March 1, 2015
A long time ago a mentor of ours talked about the “Wow Factor”. The “Wow Factor” in his mind was what he wanted his clients to think, say, and feel as they interacted with his business for the first time. In the guide world having your guest get into your boat and say “wow” is important, equally important is the reaction you receive when handing out rod and reel set ups. Quality gear certainly helps set the tone for the day, and can help put the odds in your favor during clutch situations.
The Kenai River has many access points, great fishing, and with that plenty of boat traffic. Launches are a busy place in the mornings and afternoons as guides and clients meet and bid farewell. During this high traffic time many guests are actively comparing and contrasting the different types and quality of guide watercraft, and it makes perfect sense.
Guides can’t control the weather or behavior of the fish, but they can control the environment in which they guide out of. A clean, well cared for boat, is essential for setting the stage for a day on the water. It’s fair to say that most folks would prefer to hop into the “nice” boat vs. the old beat up one.
Layout is important as well. A boat should be designed for the type of species you are targeting. It should be easy to move around and not restrictive. This is especially important once that “big one” is hooked and an angler needs to maneuver around the boat and avoid tangling with other anglers.
Presentation is key to catching fish. Different hull designs allow for different levels of handling ease and efficiencies in drift management. Once again boats that are designed to target a certain species and drift style will pay off dividends in the long run.
The expression that a client gives immediately after placing a top end Sage or GLoomis rod in their hand is priceless, once again quality and commitment to your guests experience is reaffirmed with top of the line gear.
Besides name notoriety the performance quality gear gives is important. Rod systems that are designed for the target species and presentation style put the odds for success in your favor. The right set up allows for giving the best presentation to hook the fish you are after and stacks the odds in your favor when its time to do battle.
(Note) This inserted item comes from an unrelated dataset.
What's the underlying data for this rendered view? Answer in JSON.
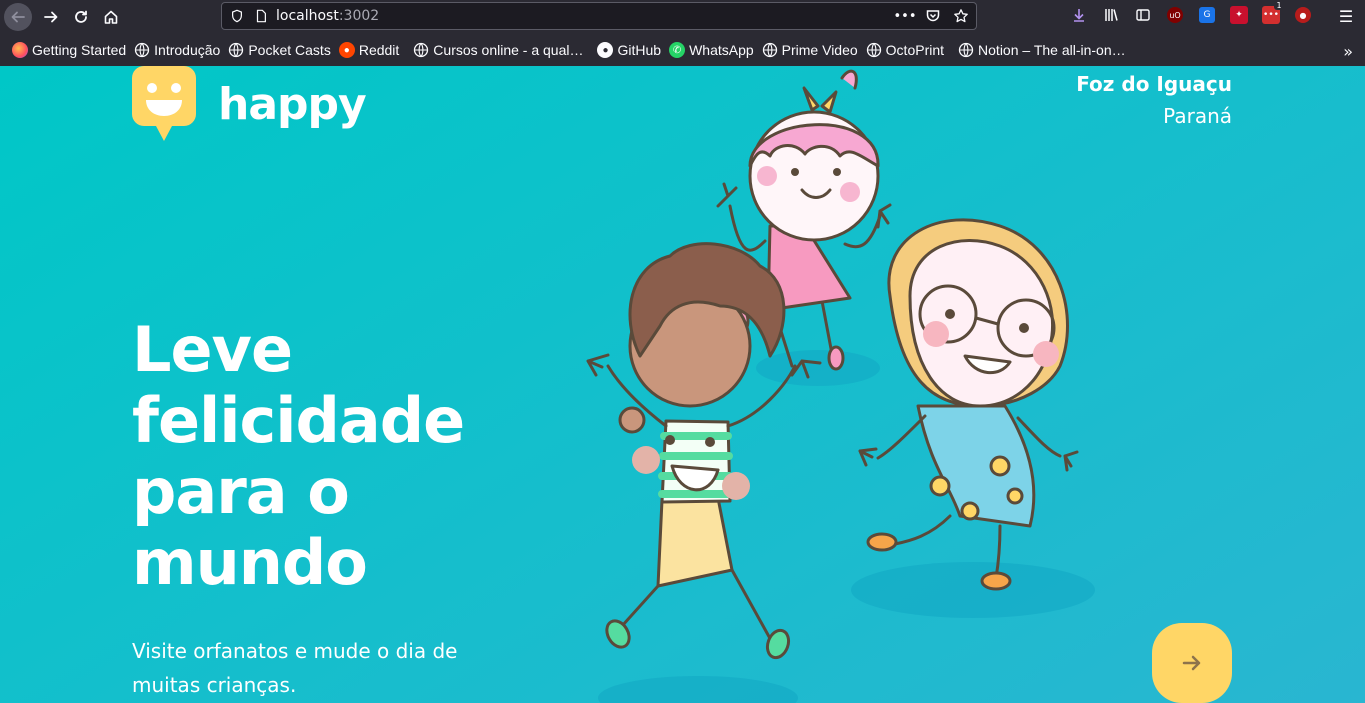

One item that can easily be over looked but is just as important as a quality rod system is a net. Stepping to the plate with a net that is not designed for the target species can lead to disaster and harm the fish. If you are catch and releasing a rubber net is a must. Rubber nets allow for ease when working with the fish, allow the fish to rest, and does no damage to the protecting slime on the fish. The slime protects the fish from infection, plastic/nylon nets often remove slime from the fish leaving it prone to infection in the near future.
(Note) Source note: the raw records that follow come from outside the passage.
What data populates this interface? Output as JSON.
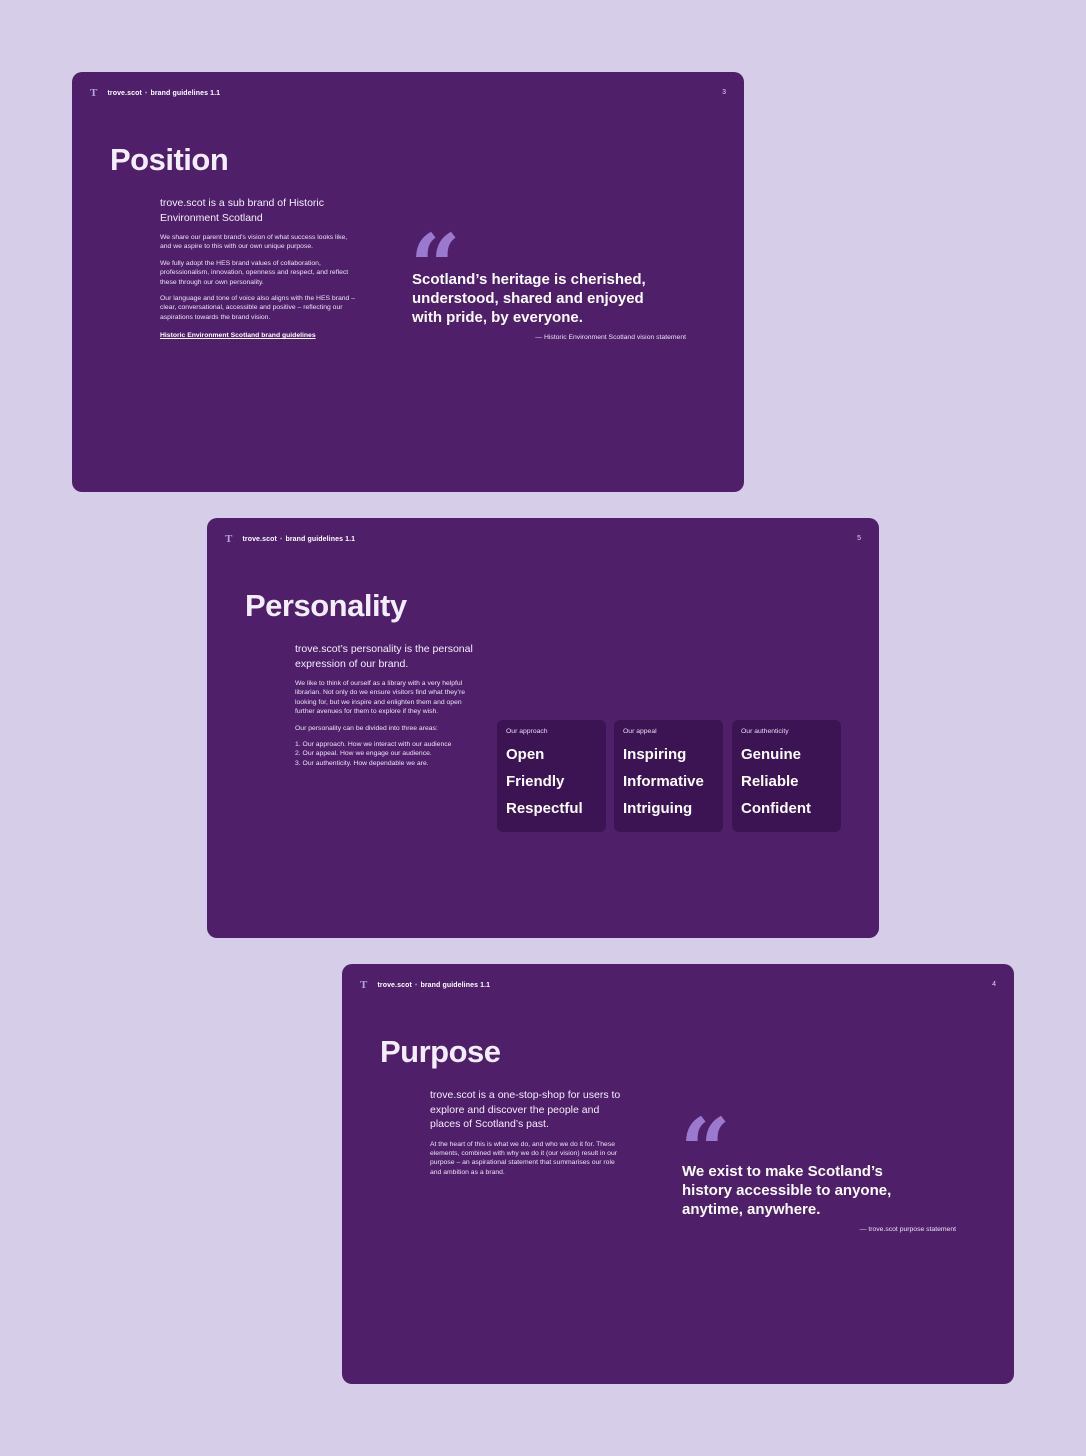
{
  "header": {
    "logo": "T",
    "brand": "trove.scot",
    "separator": "•",
    "doc": "brand guidelines 1.1"
  },
  "position": {
    "page": "3",
    "title": "Position",
    "lead": "trove.scot is a sub brand of Historic Environment Scotland",
    "paragraphs": [
      "We share our parent brand’s vision of what success looks like, and we aspire to this with our own unique purpose.",
      "We fully adopt the HES brand values of collaboration, professionalism, innovation, openness and respect, and reflect these through our own personality.",
      "Our language and tone of voice also aligns with the HES brand – clear, conversational, accessible and positive – reflecting our aspirations towards the brand vision."
    ],
    "link": "Historic Environment Scotland brand guidelines",
    "quote_mark": "“",
    "quote": "Scotland’s heritage is cherished, understood, shared and enjoyed with pride, by everyone.",
    "attribution": "— Historic Environment Scotland vision statement"
  },
  "personality": {
    "page": "5",
    "title": "Personality",
    "lead": "trove.scot’s personality is the personal expression of our brand.",
    "paragraphs": [
      "We like to think of ourself as a library with a very helpful librarian. Not only do we ensure visitors find what they’re looking for, but we inspire and enlighten them and open further avenues for them to explore if they wish.",
      "Our personality can be divided into three areas:"
    ],
    "list": [
      "1.  Our approach. How we interact with our audience",
      "2.  Our appeal. How we engage our audience.",
      "3.  Our authenticity. How dependable we are."
    ],
    "cards": [
      {
        "heading": "Our approach",
        "words": [
          "Open",
          "Friendly",
          "Respectful"
        ]
      },
      {
        "heading": "Our appeal",
        "words": [
          "Inspiring",
          "Informative",
          "Intriguing"
        ]
      },
      {
        "heading": "Our authenticity",
        "words": [
          "Genuine",
          "Reliable",
          "Confident"
        ]
      }
    ]
  },
  "purpose": {
    "page": "4",
    "title": "Purpose",
    "lead": "trove.scot is a one-stop-shop for users to explore and discover the people and places of Scotland’s past.",
    "paragraphs": [
      "At the heart of this is what we do, and who we do it for. These elements, combined with why we do it (our vision) result in our purpose – an aspirational statement that summarises our role and ambition as a brand."
    ],
    "quote_mark": "“",
    "quote": "We exist to make Scotland’s history accessible to anyone, anytime, anywhere.",
    "attribution": "— trove.scot purpose statement"
  },
  "colors": {
    "page_background": "#d6cee8",
    "slide_background": "#4f1f69",
    "card_background": "#3c1453",
    "accent": "#9b79cf"
  }
}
Having the appropriate size net is huge as well. For the Kenai River, we go with the theory, bigger is better.
Tying it together
If you are planning your first or next fishing trip consider asking the outfitter about the types of boats/gear they use and the condition of the gear. This is definitely a sleeper point that can get forgotten about when researching and booking a trip.
As mentioned above, quality watercraft and gear play an important role in the performance and outcome of your day, and knowing the quality of the gear should be towards the top of your question list when planning a trip with an outfitter.